Normally to get a 25% bonus, you'd have to double the L2 cache or something similar (and as the 3x L3 cache tests from Microsoft proves for Milan-X, even 300% L3 cache isn't anywhere close to 300% faster, despite taking up significantly more die area... albeit cheap die area in the form of 3d-stacked chiplets but still, a lot more silicon is being thrown at the problem there... compared to nearly-zero-silicon in the case of SMT)
AMD Zen 2 has 180 registers in its 64-bit register file (an additional set of registers, also nearly 200ish, is also for the 256-bit vector YMM registers). The 16 architectural registers (RAX, RBX, etc. etc.) are mapped to these 180 registers for out-of-order execution.
SMT is simply two threads splitting this 180-register file between each other.
---------
That's how out-of-order execution is accomplished. The "older registers" are remembered so that future code can be executed.
In practice, instructions like "xor rax, rax" are implemented as "malloc-new-register from the file, then set new register to zero".
As such, all you need is the "architectural file", saying "Thread#0's RAX instruction-pointer #0x80084412 is really RegisterFile[25]", and "Thread#0's RAX instruction pointer #0x80084418 is RegisterFile[26]", and finally "Thread#1's RAX instruction pointer #9001beef is RegisterFile[27]".

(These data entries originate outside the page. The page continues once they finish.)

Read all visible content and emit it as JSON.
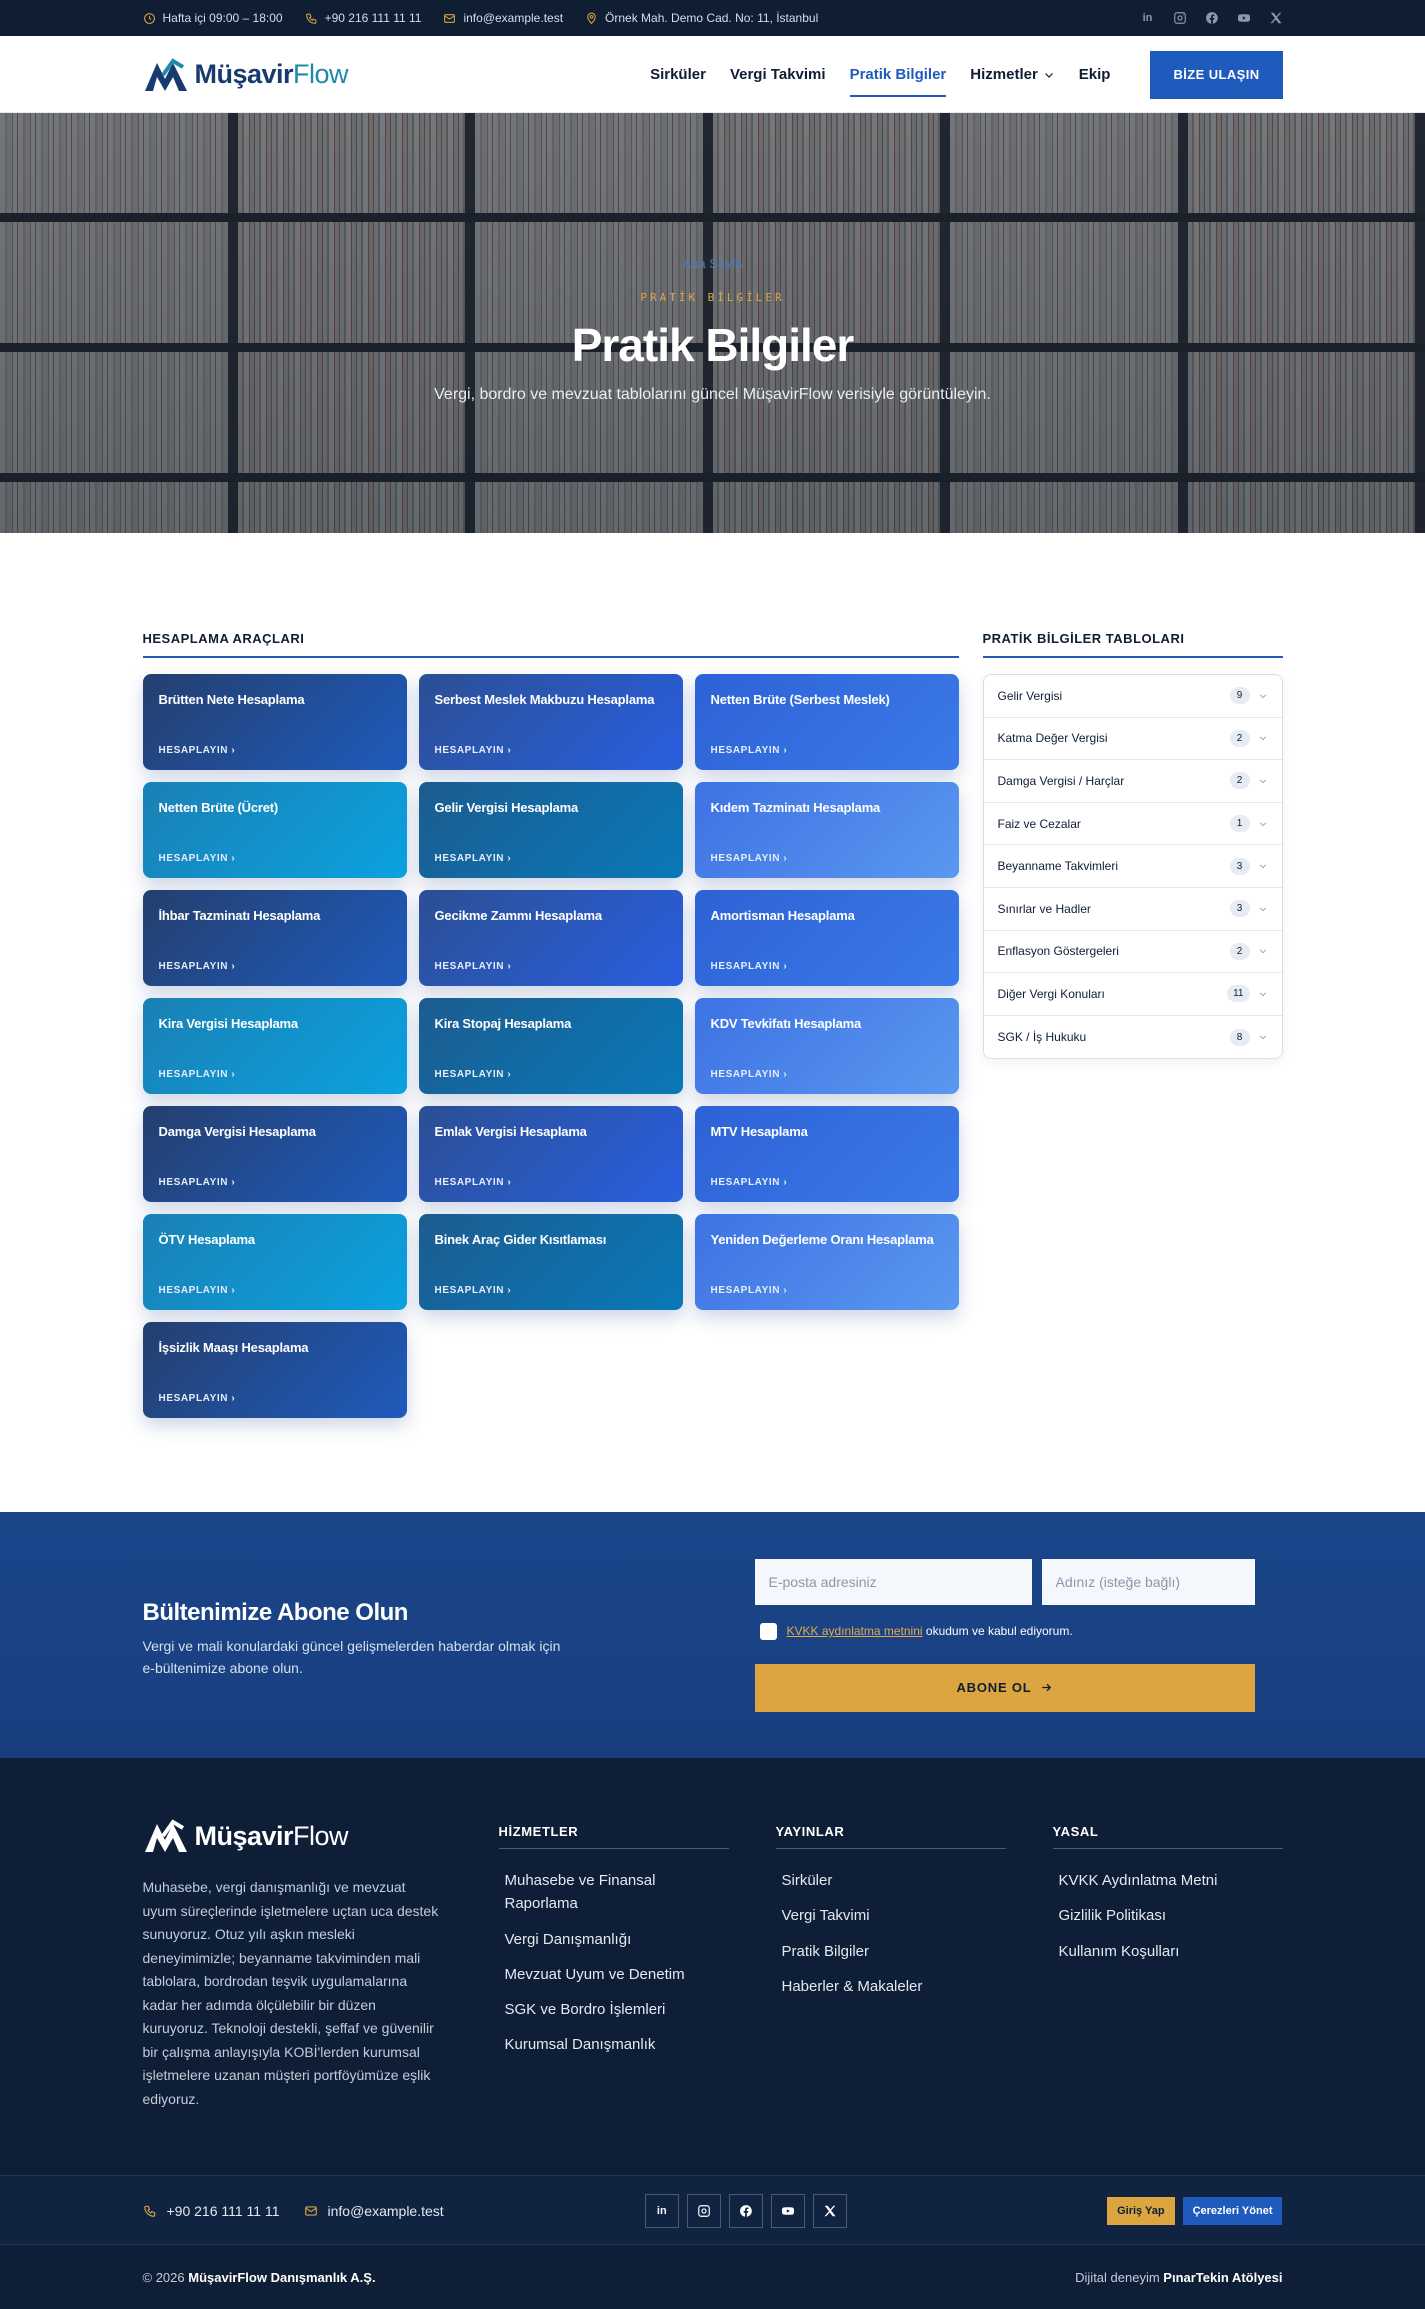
{
  "topbar": {
    "hours": "Hafta içi 09:00 – 18:00",
    "phone": "+90 216 111 11 11",
    "email": "info@example.test",
    "address": "Örnek Mah. Demo Cad. No: 11, İstanbul",
    "socials": [
      "linkedin-icon",
      "instagram-icon",
      "facebook-icon",
      "youtube-icon",
      "x-icon"
    ]
  },
  "header": {
    "logo_part1": "Müşavir",
    "logo_part2": "Flow",
    "nav": [
      "Sirküler",
      "Vergi Takvimi",
      "Pratik Bilgiler",
      "Hizmetler",
      "Ekip"
    ],
    "active_nav": "Pratik Bilgiler",
    "cta": "BİZE ULAŞIN"
  },
  "hero": {
    "breadcrumb": "Ana Sayfa",
    "eyebrow": "PRATİK BİLGİLER",
    "title": "Pratik Bilgiler",
    "subtitle": "Vergi, bordro ve mevzuat tablolarını güncel MüşavirFlow verisiyle görüntüleyin."
  },
  "tools": {
    "title": "HESAPLAMA ARAÇLARI",
    "link_label": "HESAPLAYIN ›",
    "items": [
      "Brütten Nete Hesaplama",
      "Serbest Meslek Makbuzu Hesaplama",
      "Netten Brüte (Serbest Meslek)",
      "Netten Brüte (Ücret)",
      "Gelir Vergisi Hesaplama",
      "Kıdem Tazminatı Hesaplama",
      "İhbar Tazminatı Hesaplama",
      "Gecikme Zammı Hesaplama",
      "Amortisman Hesaplama",
      "Kira Vergisi Hesaplama",
      "Kira Stopaj Hesaplama",
      "KDV Tevkifatı Hesaplama",
      "Damga Vergisi Hesaplama",
      "Emlak Vergisi Hesaplama",
      "MTV Hesaplama",
      "ÖTV Hesaplama",
      "Binek Araç Gider Kısıtlaması",
      "Yeniden Değerleme Oranı Hesaplama",
      "İşsizlik Maaşı Hesaplama"
    ]
  },
  "tables": {
    "title": "PRATİK BİLGİLER TABLOLARI",
    "items": [
      {
        "label": "Gelir Vergisi",
        "count": "9"
      },
      {
        "label": "Katma Değer Vergisi",
        "count": "2"
      },
      {
        "label": "Damga Vergisi / Harçlar",
        "count": "2"
      },
      {
        "label": "Faiz ve Cezalar",
        "count": "1"
      },
      {
        "label": "Beyanname Takvimleri",
        "count": "3"
      },
      {
        "label": "Sınırlar ve Hadler",
        "count": "3"
      },
      {
        "label": "Enflasyon Göstergeleri",
        "count": "2"
      },
      {
        "label": "Diğer Vergi Konuları",
        "count": "11"
      },
      {
        "label": "SGK / İş Hukuku",
        "count": "8"
      }
    ]
  },
  "newsletter": {
    "title": "Bültenimize Abone Olun",
    "desc": "Vergi ve mali konulardaki güncel gelişmelerden haberdar olmak için e-bültenimize abone olun.",
    "email_placeholder": "E-posta adresiniz",
    "name_placeholder": "Adınız (isteğe bağlı)",
    "kvkk_link": "KVKK aydınlatma metnini",
    "kvkk_text": " okudum ve kabul ediyorum.",
    "button": "ABONE OL"
  },
  "footer": {
    "about": "Muhasebe, vergi danışmanlığı ve mevzuat uyum süreçlerinde işletmelere uçtan uca destek sunuyoruz. Otuz yılı aşkın mesleki deneyimimizle; beyanname takviminden mali tablolara, bordrodan teşvik uygulamalarına kadar her adımda ölçülebilir bir düzen kuruyoruz. Teknoloji destekli, şeffaf ve güvenilir bir çalışma anlayışıyla KOBİ'lerden kurumsal işletmelere uzanan müşteri portföyümüze eşlik ediyoruz.",
    "columns": [
      {
        "title": "HİZMETLER",
        "links": [
          "Muhasebe ve Finansal Raporlama",
          "Vergi Danışmanlığı",
          "Mevzuat Uyum ve Denetim",
          "SGK ve Bordro İşlemleri",
          "Kurumsal Danışmanlık"
        ]
      },
      {
        "title": "YAYINLAR",
        "links": [
          "Sirküler",
          "Vergi Takvimi",
          "Pratik Bilgiler",
          "Haberler & Makaleler"
        ]
      },
      {
        "title": "YASAL",
        "links": [
          "KVKK Aydınlatma Metni",
          "Gizlilik Politikası",
          "Kullanım Koşulları"
        ]
      }
    ],
    "phone": "+90 216 111 11 11",
    "email": "info@example.test",
    "login_button": "Giriş Yap",
    "cookie_button": "Çerezleri Yönet",
    "copyright_prefix": "© 2026 ",
    "company": "MüşavirFlow Danışmanlık A.Ş.",
    "credit_prefix": "Dijital deneyim ",
    "credit_name": "PınarTekin Atölyesi"
  },
  "colors": {
    "navy": "#0f1e33",
    "primary": "#1f5bbd",
    "gold": "#dca53f",
    "newsletter_bg": "#1b468b"
  }
}
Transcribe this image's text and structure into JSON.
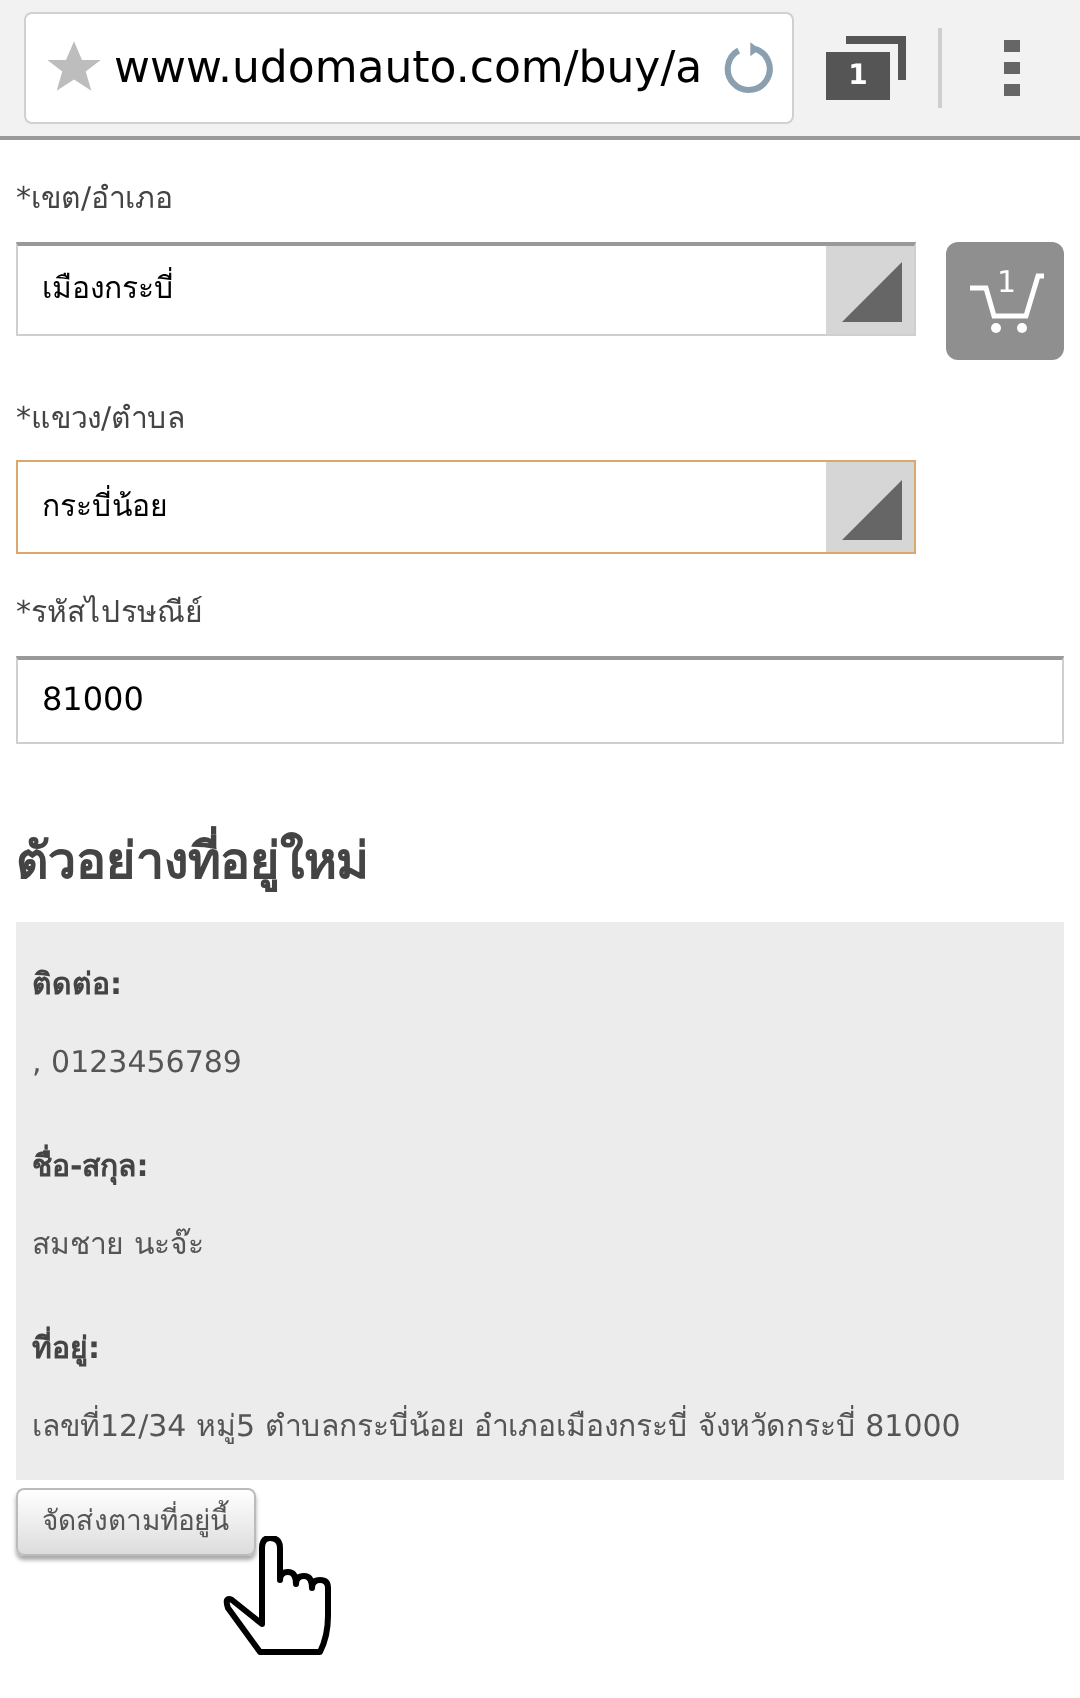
{
  "browser": {
    "url": "www.udomauto.com/buy/a",
    "tab_count": "1"
  },
  "fields": [
    {
      "kind": "select",
      "label": "*เขต/อำเภอ",
      "value": "เมืองกระบี่",
      "focused": false
    },
    {
      "kind": "select",
      "label": "*แขวง/ตำบล",
      "value": "กระบี่น้อย",
      "focused": true
    },
    {
      "kind": "input",
      "label": "*รหัสไปรษณีย์",
      "value": "81000",
      "focused": false
    }
  ],
  "cart": {
    "count": "1"
  },
  "preview": {
    "title": "ตัวอย่างที่อยู่ใหม่",
    "sections": [
      {
        "label": "ติดต่อ:",
        "value": ", 0123456789"
      },
      {
        "label": "ชื่อ-สกุล:",
        "value": "สมชาย นะจ๊ะ"
      },
      {
        "label": "ที่อยู่:",
        "value": "เลขที่12/34 หมู่5 ตำบลกระบี่น้อย อำเภอเมืองกระบี่ จังหวัดกระบี่ 81000"
      }
    ]
  },
  "ship_button": "จัดส่งตามที่อยู่นี้"
}
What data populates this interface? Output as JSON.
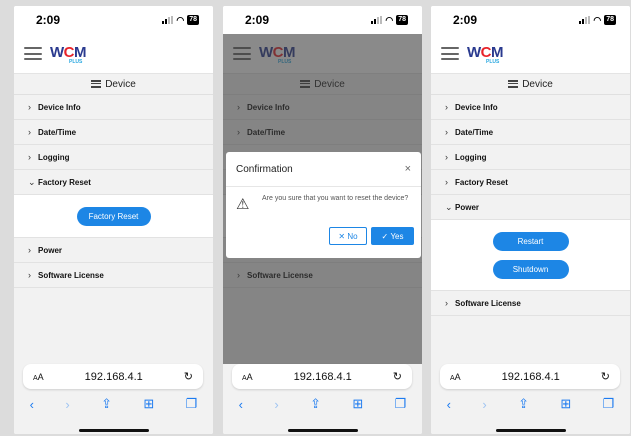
{
  "status": {
    "time": "2:09",
    "battery": "78"
  },
  "brand": {
    "logo_main_1": "W",
    "logo_main_2": "C",
    "logo_main_3": "M",
    "logo_sub": "PLUS"
  },
  "section_title": "Device",
  "menu": {
    "device_info": "Device Info",
    "date_time": "Date/Time",
    "logging": "Logging",
    "factory_reset": "Factory Reset",
    "power": "Power",
    "software_license": "Software License"
  },
  "actions": {
    "factory_reset": "Factory Reset",
    "restart": "Restart",
    "shutdown": "Shutdown"
  },
  "dialog": {
    "title": "Confirmation",
    "message": "Are you sure that you want to reset the device?",
    "no": "No",
    "yes": "Yes"
  },
  "browser": {
    "text_size_label_small": "A",
    "text_size_label_large": "A",
    "url": "192.168.4.1"
  },
  "icons": {
    "accent": "#1d86e5",
    "nav_color": "#1d7bf0"
  }
}
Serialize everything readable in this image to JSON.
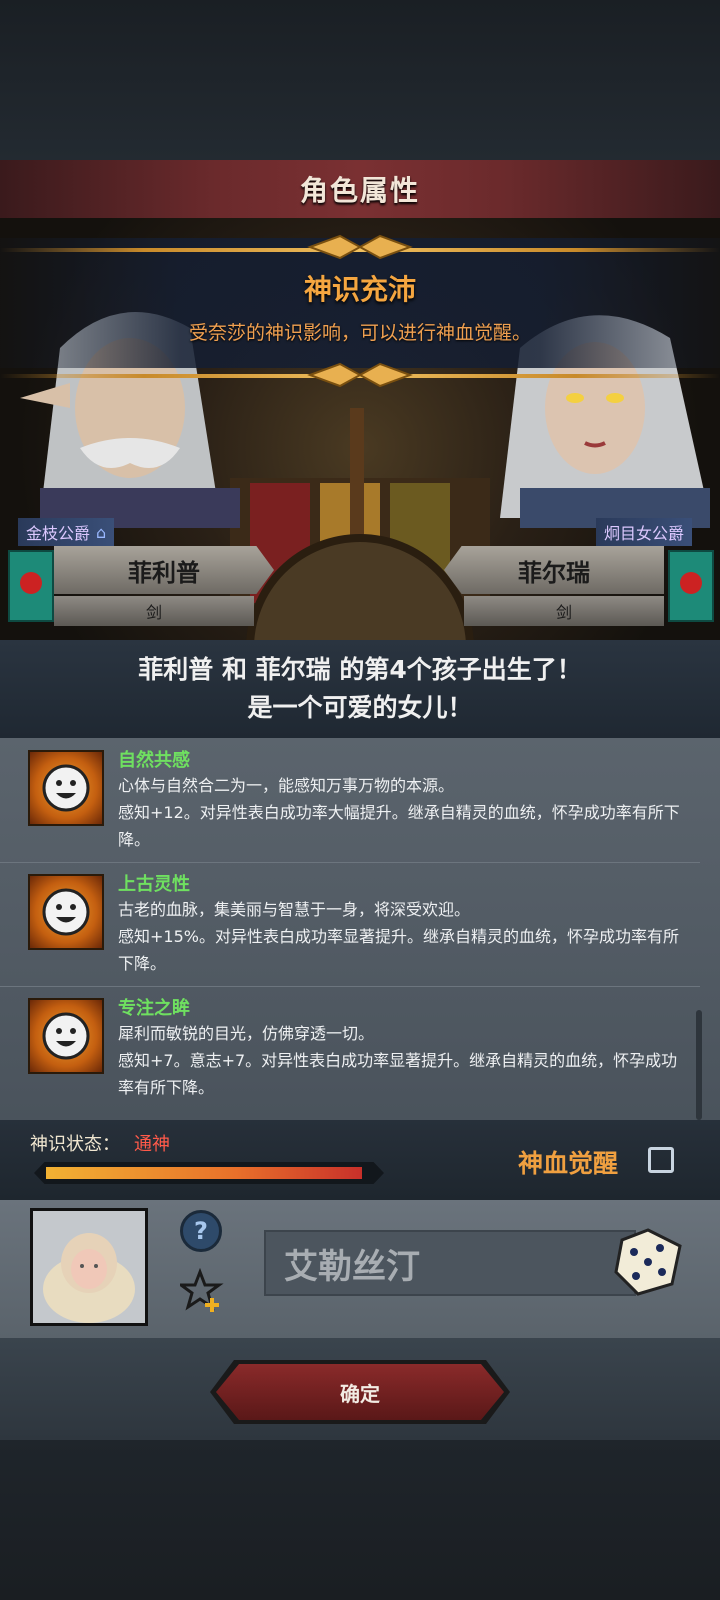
{
  "title": "角色属性",
  "banner": {
    "title": "神识充沛",
    "description": "受奈莎的神识影响，可以进行神血觉醒。"
  },
  "father": {
    "rank": "金枝公爵",
    "name": "菲利普",
    "weapon": "剑"
  },
  "mother": {
    "rank": "炯目女公爵",
    "name": "菲尔瑞",
    "weapon": "剑"
  },
  "announcement": {
    "line1": "菲利普 和 菲尔瑞 的第4个孩子出生了！",
    "line2": "是一个可爱的女儿！"
  },
  "traits": [
    {
      "name": "自然共感",
      "desc1": "心体与自然合二为一，能感知万事万物的本源。",
      "desc2": "感知+12。对异性表白成功率大幅提升。继承自精灵的血统，怀孕成功率有所下降。",
      "icon": "smiley-icon"
    },
    {
      "name": "上古灵性",
      "desc1": "古老的血脉，集美丽与智慧于一身，将深受欢迎。",
      "desc2": "感知+15%。对异性表白成功率显著提升。继承自精灵的血统，怀孕成功率有所下降。",
      "icon": "smiley-icon"
    },
    {
      "name": "专注之眸",
      "desc1": "犀利而敏锐的目光，仿佛穿透一切。",
      "desc2": "感知+7。意志+7。对异性表白成功率显著提升。继承自精灵的血统，怀孕成功率有所下降。",
      "icon": "smiley-icon"
    }
  ],
  "status": {
    "label": "神识状态：",
    "value": "通神",
    "progress": 0.97,
    "awaken_label": "神血觉醒",
    "awaken_checked": false
  },
  "child": {
    "name": "艾勒丝汀"
  },
  "confirm_label": "确定",
  "colors": {
    "accent_orange": "#f0a040",
    "trait_green": "#6fe060",
    "status_red": "#ff5a4a"
  }
}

That allows all 3 contexts to execute out-of-order and concurrently. (In this case, the decoder has decided that Thread#0 has two things to execute in parallel for some reason, while Thread#1 only has one RAX allocated in its stream)
The retirement queue puts everything back into the original, programmer intended order before anyone notices whats up. Different threads on different sections of code will in practice use up a different number of registers.
A "linked-list" loop, like "while(node) node = node->next;" will be sequential and use almost none of the register file (impossible to extract parallelism, even with all of our Out-Of-Order tricks we have today), meaning Thread#2 can SMT and maybe use all 180-registers in the file for itself.
-----
Side note: this is why I think Apple's M1 design is kind of insane/terrible. Apple's register file is something like 380+ registers or somewhere there-abouts (on an ARM architecture only showing 31 registers to the assembly language), but does NOT in fact use SMT.
That is to say: Apple expects a singular thread to actually use those 380+ registers (!!!), and not really benefit from additional threads splitting up that absurdly huge register file. I'm sure Apple has done their research / simulations or whatever, and maybe it works out for the programs they've benchmarked / studied. But... I have to imagine that implementing SMT onto the Apple chips would be one of the easier ways to improve multithreaded performance.
Great summary, though given the overall opinion of the M1's performance they must've done something right. Maybe it's due in part to ARM being less strict on memory ordering that'd allow the M1s to utilize those registers.
Its no surprise that a core with a register file sized at 300+ would outperform a core with a register file of size 180. Significantly more parallelism can be found.
Apple's main risk was deciding that such large register files were in fact useful to somebody.
For highly optimized workloads (e.g. x264 video encoding or raytracers) I've seen about the same 20-25% increase at most. On general heavy and diverse workloads the number is rarely ever above 5%, while the power consumption and the security concerns run off all the same. I personally disable SMT on everything I can.
OpenBSD defaults to turning SMT off these days because the core team is of the same opinion. Theo actually expressed a similar opinion over 15 years ago.